Shadowboxing exhibition by Slowscape Collective
London designers Slowscape Collective created this temporary cinema at the Royal College of Art in London from faceted planes of oriented strand board.
Called Shadowboxing, the space was designed to host an exhibition of video work plus performances, lectures and discussions.
Visitors lounged on the sloping surfaces or sat on stools folded from corrugated plastic.
Slowscape Collective is a team of students at the college.
The following details are from the designers:
Shadowboxing Exhibition / Slowscape Collective
A team of postgraduate students from the Royal College of Art has designed an event installation for an exhibition at the college in London.
A team of postgraduate architecture and design students from the Royal College of Art has conceived of and built an adaptable 90 sqm event space for an exhibition featuring the work of well-known artists including Mariana Castillo Deball and Sean Dockray.

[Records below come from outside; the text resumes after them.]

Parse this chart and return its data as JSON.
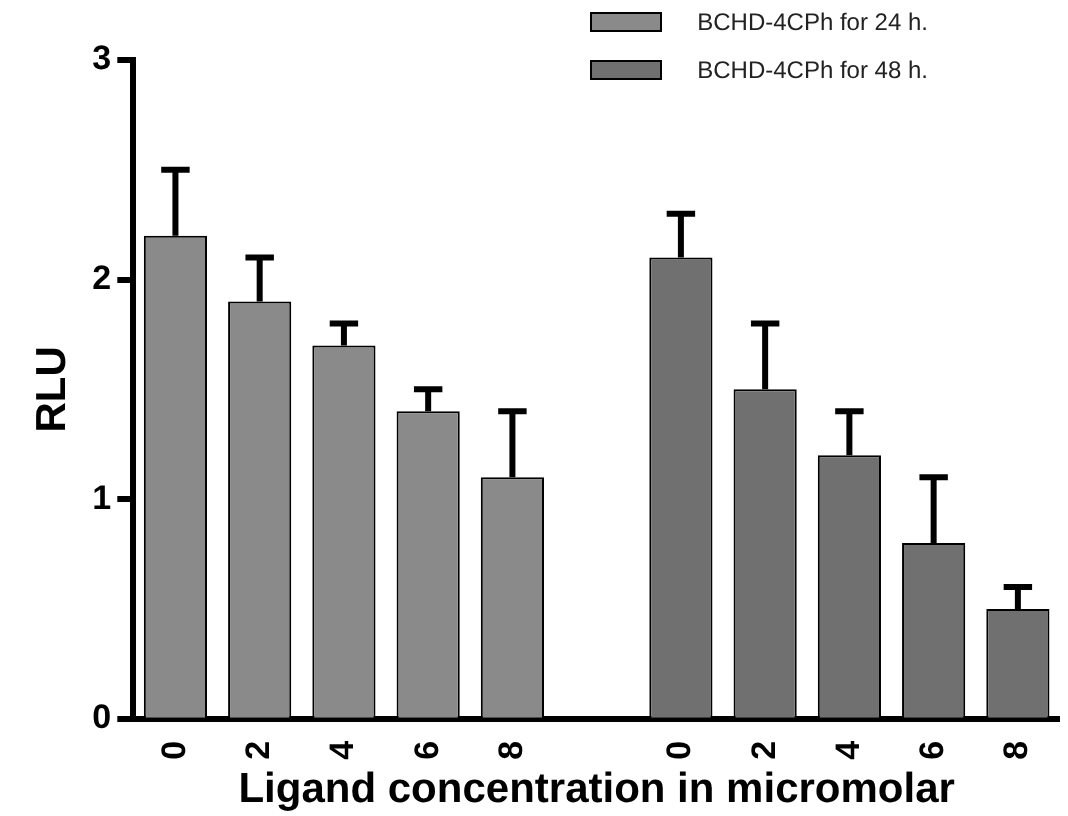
{
  "chart_data": {
    "type": "bar",
    "xlabel": "Ligand concentration in micromolar",
    "ylabel": "RLU",
    "categories": [
      "0",
      "2",
      "4",
      "6",
      "8",
      null,
      "0",
      "2",
      "4",
      "6",
      "8"
    ],
    "series": [
      {
        "name": "BCHD-4CPh for 24 h.",
        "color": "#8a8a8a",
        "values": [
          2.2,
          1.9,
          1.7,
          1.4,
          1.1,
          null,
          null,
          null,
          null,
          null,
          null
        ],
        "errors": [
          [
            2.2,
            2.5
          ],
          [
            1.9,
            2.1
          ],
          [
            1.7,
            1.8
          ],
          [
            1.4,
            1.5
          ],
          [
            1.1,
            1.4
          ],
          null,
          null,
          null,
          null,
          null,
          null
        ]
      },
      {
        "name": "BCHD-4CPh for 48 h.",
        "color": "#707070",
        "values": [
          null,
          null,
          null,
          null,
          null,
          null,
          2.1,
          1.5,
          1.2,
          0.8,
          0.5
        ],
        "errors": [
          null,
          null,
          null,
          null,
          null,
          null,
          [
            2.1,
            2.3
          ],
          [
            1.5,
            1.8
          ],
          [
            1.2,
            1.4
          ],
          [
            0.8,
            1.1
          ],
          [
            0.5,
            0.6
          ]
        ]
      }
    ],
    "ylim": [
      0,
      3
    ],
    "yticks": [
      0,
      1,
      2,
      3
    ],
    "grid": false,
    "legend": "top right"
  }
}
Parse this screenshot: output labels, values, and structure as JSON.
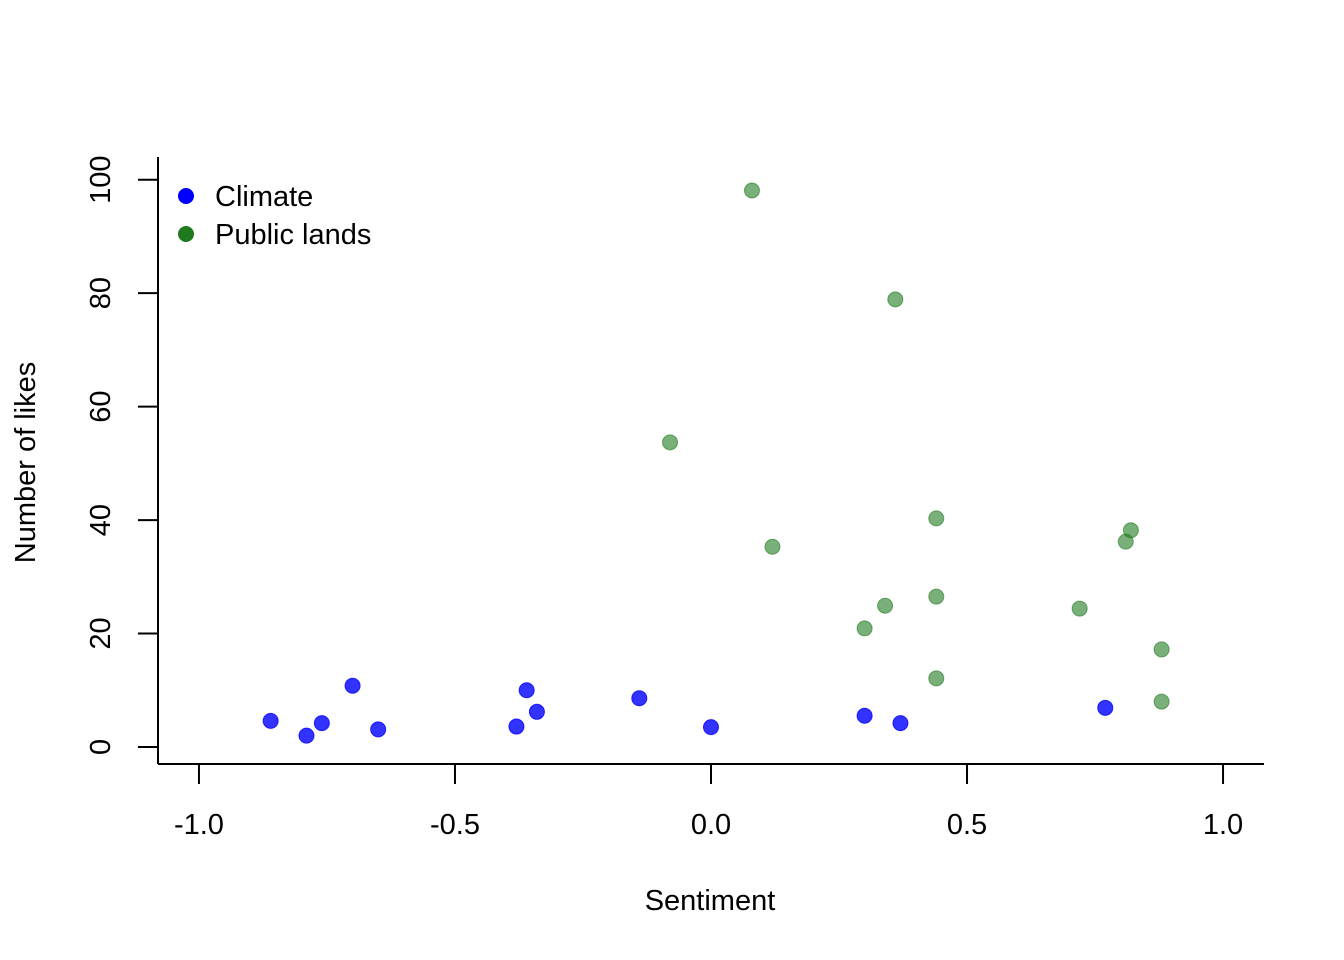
{
  "chart_data": {
    "type": "scatter",
    "title": "",
    "xlabel": "Sentiment",
    "ylabel": "Number of likes",
    "xlim": [
      -1.08,
      1.08
    ],
    "ylim": [
      -3,
      104
    ],
    "x_ticks": [
      -1.0,
      -0.5,
      0.0,
      0.5,
      1.0
    ],
    "x_tick_labels": [
      "-1.0",
      "-0.5",
      "0.0",
      "0.5",
      "1.0"
    ],
    "y_ticks": [
      0,
      20,
      40,
      60,
      80,
      100
    ],
    "y_tick_labels": [
      "0",
      "20",
      "40",
      "60",
      "80",
      "100"
    ],
    "grid": false,
    "legend_position": "top-left",
    "series": [
      {
        "name": "Climate",
        "color": "#0000ff",
        "marker_opacity": 0.8,
        "points": [
          {
            "x": -0.86,
            "y": 4.6
          },
          {
            "x": -0.79,
            "y": 2.0
          },
          {
            "x": -0.76,
            "y": 4.2
          },
          {
            "x": -0.7,
            "y": 10.8
          },
          {
            "x": -0.65,
            "y": 3.1
          },
          {
            "x": -0.38,
            "y": 3.6
          },
          {
            "x": -0.36,
            "y": 10.0
          },
          {
            "x": -0.34,
            "y": 6.2
          },
          {
            "x": -0.14,
            "y": 8.6
          },
          {
            "x": 0.0,
            "y": 3.5
          },
          {
            "x": 0.3,
            "y": 5.5
          },
          {
            "x": 0.37,
            "y": 4.2
          },
          {
            "x": 0.77,
            "y": 6.9
          }
        ]
      },
      {
        "name": "Public lands",
        "color": "#1f7a1f",
        "marker_opacity": 0.6,
        "points": [
          {
            "x": 0.08,
            "y": 98.1
          },
          {
            "x": 0.36,
            "y": 78.9
          },
          {
            "x": -0.08,
            "y": 53.7
          },
          {
            "x": 0.44,
            "y": 40.3
          },
          {
            "x": 0.12,
            "y": 35.3
          },
          {
            "x": 0.82,
            "y": 38.2
          },
          {
            "x": 0.81,
            "y": 36.2
          },
          {
            "x": 0.44,
            "y": 26.5
          },
          {
            "x": 0.34,
            "y": 24.9
          },
          {
            "x": 0.72,
            "y": 24.4
          },
          {
            "x": 0.3,
            "y": 20.9
          },
          {
            "x": 0.88,
            "y": 17.2
          },
          {
            "x": 0.44,
            "y": 12.1
          },
          {
            "x": 0.88,
            "y": 8.0
          }
        ]
      }
    ]
  }
}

The installation, entitled Slowscape, considers the speed of visitors’ movement through the gallery and how the subtlety of built form can encourage us to pause and engage with sound and the moving image.
The paneled timber structure gently rises across the rectilinear gallery at a canted angle, folding up to form angled balustrades and a projection tower at the rear.
From this point a platform wraps around the existing columns and walls to form benches that engage otherwise overlooked areas in the open gallery space.
While the slight incline of the ramps encourages visitors to sit or lounge on the surface, 60 lightweight recyclable stools – each folded from a single cut sheet of fluted plastic – were also designed as a comfortable alternative for more formal events and longer film screenings.
The exhibition Shadowboxing finished on April 4 after a two-week period during which Slowscape played host to screenings, performances, lectures and discussions.